Two-dimensional Ostwald ripening with irreversible absorption or reaction on boundaries
Journal article, 2020
During Ostwald ripening, the growth of larger patches occurs at the expense of smaller ones via detachment, diffusion, and attachment of monomers. Customarily, the processes belonging to this important class are simulated with periodic boundary conditions. The two-dimensional Monte Carlo simulations presented herein are focused on the situation when diffusing monomers disappear as soon as they reach the lattice boundaries. For the Fickian diffusion (without the driving force for ripening), the shape of the corresponding kinetics and the time scale characterizing the drop of the concentration are independent of the initial concentration of monomers, the shape is independent of the lattice size as well, while the time scale is inversely proportional to the square of the lattice size.
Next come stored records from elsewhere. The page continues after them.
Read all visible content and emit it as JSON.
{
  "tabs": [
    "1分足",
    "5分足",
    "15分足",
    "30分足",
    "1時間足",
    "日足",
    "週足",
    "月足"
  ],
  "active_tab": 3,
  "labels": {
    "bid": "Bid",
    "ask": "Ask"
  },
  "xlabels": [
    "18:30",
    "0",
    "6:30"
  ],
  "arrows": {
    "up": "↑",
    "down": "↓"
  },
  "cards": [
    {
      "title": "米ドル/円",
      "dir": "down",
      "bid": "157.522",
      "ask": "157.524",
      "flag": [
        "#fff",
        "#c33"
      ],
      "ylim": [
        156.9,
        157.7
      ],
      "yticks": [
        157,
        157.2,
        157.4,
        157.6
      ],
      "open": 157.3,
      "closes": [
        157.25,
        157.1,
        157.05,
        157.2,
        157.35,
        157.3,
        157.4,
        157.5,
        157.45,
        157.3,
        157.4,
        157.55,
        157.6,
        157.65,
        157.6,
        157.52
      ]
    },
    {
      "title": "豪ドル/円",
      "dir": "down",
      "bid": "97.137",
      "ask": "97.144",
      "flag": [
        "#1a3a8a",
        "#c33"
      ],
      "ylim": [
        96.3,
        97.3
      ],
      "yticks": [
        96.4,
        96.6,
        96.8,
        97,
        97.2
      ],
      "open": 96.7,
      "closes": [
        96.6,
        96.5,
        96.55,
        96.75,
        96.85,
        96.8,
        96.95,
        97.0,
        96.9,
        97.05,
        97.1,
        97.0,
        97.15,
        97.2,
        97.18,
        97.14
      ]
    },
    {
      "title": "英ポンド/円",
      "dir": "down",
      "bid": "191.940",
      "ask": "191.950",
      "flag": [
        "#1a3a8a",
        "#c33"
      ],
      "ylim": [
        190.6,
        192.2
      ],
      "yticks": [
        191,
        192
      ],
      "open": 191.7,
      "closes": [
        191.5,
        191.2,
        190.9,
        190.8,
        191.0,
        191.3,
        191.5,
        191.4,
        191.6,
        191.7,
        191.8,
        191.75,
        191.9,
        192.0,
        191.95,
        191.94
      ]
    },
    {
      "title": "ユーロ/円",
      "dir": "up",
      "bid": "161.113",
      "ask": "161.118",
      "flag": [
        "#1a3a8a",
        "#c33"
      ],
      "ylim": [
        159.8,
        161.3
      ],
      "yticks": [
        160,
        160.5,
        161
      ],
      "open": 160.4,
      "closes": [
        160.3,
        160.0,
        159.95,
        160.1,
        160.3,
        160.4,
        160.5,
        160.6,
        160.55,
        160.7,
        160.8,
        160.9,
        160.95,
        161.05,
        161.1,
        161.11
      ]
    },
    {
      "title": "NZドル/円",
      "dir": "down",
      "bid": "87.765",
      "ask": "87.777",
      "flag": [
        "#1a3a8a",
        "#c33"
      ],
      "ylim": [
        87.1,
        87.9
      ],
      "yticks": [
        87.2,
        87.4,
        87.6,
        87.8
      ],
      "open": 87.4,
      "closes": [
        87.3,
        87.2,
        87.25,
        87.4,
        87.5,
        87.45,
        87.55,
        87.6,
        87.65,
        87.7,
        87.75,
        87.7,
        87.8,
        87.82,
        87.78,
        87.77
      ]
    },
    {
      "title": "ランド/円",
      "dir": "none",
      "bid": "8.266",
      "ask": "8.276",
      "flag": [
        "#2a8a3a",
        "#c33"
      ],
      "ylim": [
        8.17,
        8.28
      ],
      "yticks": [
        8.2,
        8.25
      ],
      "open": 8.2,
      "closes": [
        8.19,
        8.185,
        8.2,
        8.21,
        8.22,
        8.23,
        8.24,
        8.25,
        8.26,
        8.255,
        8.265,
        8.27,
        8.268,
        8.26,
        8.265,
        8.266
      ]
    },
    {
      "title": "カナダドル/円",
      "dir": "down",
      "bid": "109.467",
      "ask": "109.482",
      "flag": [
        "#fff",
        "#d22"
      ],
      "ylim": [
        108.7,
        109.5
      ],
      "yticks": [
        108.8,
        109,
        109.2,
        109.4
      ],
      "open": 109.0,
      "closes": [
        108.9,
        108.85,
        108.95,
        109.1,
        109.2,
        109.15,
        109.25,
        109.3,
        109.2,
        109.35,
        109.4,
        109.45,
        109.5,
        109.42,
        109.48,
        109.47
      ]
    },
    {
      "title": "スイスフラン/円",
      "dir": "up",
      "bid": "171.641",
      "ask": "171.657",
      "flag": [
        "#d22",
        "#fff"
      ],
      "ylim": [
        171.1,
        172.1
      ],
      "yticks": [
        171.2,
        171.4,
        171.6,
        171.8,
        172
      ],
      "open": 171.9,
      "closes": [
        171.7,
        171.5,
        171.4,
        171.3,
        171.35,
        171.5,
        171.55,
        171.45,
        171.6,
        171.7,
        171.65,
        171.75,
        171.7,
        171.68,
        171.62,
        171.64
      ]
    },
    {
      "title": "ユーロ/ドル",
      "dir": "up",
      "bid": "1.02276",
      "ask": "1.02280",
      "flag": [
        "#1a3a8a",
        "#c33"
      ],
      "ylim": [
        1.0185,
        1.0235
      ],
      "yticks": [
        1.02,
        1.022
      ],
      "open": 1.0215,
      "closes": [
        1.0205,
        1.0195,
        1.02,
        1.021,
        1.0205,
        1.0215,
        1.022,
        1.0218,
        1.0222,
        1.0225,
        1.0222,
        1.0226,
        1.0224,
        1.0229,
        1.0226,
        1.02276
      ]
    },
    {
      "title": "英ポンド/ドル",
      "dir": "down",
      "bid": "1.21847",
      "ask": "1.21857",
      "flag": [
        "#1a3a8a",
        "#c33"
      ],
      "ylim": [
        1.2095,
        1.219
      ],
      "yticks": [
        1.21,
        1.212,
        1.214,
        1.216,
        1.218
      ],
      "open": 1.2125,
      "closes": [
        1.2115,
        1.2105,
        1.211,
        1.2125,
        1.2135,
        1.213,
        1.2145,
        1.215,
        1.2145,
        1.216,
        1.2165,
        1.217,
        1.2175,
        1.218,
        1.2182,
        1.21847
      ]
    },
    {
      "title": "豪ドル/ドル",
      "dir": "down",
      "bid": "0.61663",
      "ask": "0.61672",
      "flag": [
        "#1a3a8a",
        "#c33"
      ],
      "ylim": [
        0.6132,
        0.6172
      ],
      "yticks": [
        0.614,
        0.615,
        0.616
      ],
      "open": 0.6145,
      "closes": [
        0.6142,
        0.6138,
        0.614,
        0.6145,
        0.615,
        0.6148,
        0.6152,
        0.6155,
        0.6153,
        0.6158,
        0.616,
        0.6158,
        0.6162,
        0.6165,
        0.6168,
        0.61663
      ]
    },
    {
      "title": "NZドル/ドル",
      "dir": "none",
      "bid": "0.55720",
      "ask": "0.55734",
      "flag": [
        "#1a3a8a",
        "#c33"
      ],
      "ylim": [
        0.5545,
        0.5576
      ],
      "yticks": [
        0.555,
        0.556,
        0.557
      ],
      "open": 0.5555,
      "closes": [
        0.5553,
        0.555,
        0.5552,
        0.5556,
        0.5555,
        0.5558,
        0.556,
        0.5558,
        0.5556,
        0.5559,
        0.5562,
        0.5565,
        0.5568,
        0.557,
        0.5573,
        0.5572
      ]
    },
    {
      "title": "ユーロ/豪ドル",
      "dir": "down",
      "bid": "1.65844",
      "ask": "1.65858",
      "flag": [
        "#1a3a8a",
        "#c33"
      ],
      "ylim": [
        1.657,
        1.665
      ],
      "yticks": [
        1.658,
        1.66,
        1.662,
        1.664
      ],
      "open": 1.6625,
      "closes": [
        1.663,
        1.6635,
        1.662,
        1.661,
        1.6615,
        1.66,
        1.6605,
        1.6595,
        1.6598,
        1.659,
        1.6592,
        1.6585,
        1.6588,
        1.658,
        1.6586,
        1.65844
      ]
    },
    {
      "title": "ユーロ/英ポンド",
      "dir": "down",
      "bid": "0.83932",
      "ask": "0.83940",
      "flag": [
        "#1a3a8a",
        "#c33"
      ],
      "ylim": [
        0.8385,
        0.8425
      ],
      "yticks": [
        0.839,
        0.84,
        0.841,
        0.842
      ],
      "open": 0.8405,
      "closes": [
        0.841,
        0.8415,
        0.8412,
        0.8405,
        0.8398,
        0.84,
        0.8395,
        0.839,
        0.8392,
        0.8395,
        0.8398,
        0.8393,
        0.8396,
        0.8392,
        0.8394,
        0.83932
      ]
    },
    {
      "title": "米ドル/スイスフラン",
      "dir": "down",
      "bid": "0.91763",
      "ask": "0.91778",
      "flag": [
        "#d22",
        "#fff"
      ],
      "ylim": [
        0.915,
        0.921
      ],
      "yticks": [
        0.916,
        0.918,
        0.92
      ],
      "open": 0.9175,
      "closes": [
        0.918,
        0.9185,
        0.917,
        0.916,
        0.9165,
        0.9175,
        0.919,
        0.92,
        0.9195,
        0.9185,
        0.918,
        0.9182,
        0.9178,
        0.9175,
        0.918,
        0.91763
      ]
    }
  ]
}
With attractive interaction between monomers (this is the driving force for ripening), the time scale characterizing the drop of the concentration remains to be nearly inversely proportional to the square of the lattice size but increases with increasing the initial concentration of monomers. The lattice snapshots show that with increasing time the Ostwald-type patches first rapidly reach appreciable size, but then disappear at the periphery due the loss of monomers at the boundaries. The central area where these patches are observed shrinks, and nevertheless the patches grow there.